Is ‘internationalisering’ wel het echte probleem? De tien
auteurs van dit werkdocument beantwoorden de hierin vervatte
bestuurdersideologie met een schot hagel. Wie goed leest kan twee centrale stellingen
uit het document halen. Ten eerste: het ‘runnen’ van universiteiten als bedrijven
brengt – zeker op de lange termijn – schade toe aan de kwaliteit van onderwijs en
onderzoek; hierin vervat zit de stelling dat outputmetingen geen goede
indicatie vormen van inhoudelijke kwaliteit. Ten tweede: de oriëntatie op ‘internationaal’
publiceren maakt de Nederlandse wetenschap meer naar binnen gekeerd, en
verkleint daarmee de interactie met en de relevantie voor de Nederlandse samenleving.

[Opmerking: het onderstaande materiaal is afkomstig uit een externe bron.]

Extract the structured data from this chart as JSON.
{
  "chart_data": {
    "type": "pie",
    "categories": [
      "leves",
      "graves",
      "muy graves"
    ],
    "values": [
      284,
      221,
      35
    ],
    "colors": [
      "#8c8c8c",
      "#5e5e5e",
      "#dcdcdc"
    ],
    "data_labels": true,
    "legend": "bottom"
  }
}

Over beide stellingen kan en moet gediscussieerd worden. Een
belangrijke toetssteen voor het succes van de kritische beweging zal zijn in
hoeverre de geldende publicatienormen (publiceren van artikelen in Engelstalige
tijdschriften met een zo hoog mogelijke impactfactor) geliberaliseerd worden,
niet alleen op papier maar ook in de dagelijkse praktijk. Dit is niet alleen een
zaak van overleg met universiteitsbesturen, academische koepels en het
ministerie, het is ook een brandende kwestie op de werkvloer, in het bijzonder voor
jongere medewerkers: hoe kun je ijveren voor alternatieven zonder er zelf de
dupe van te worden? Daarover een volgende keer.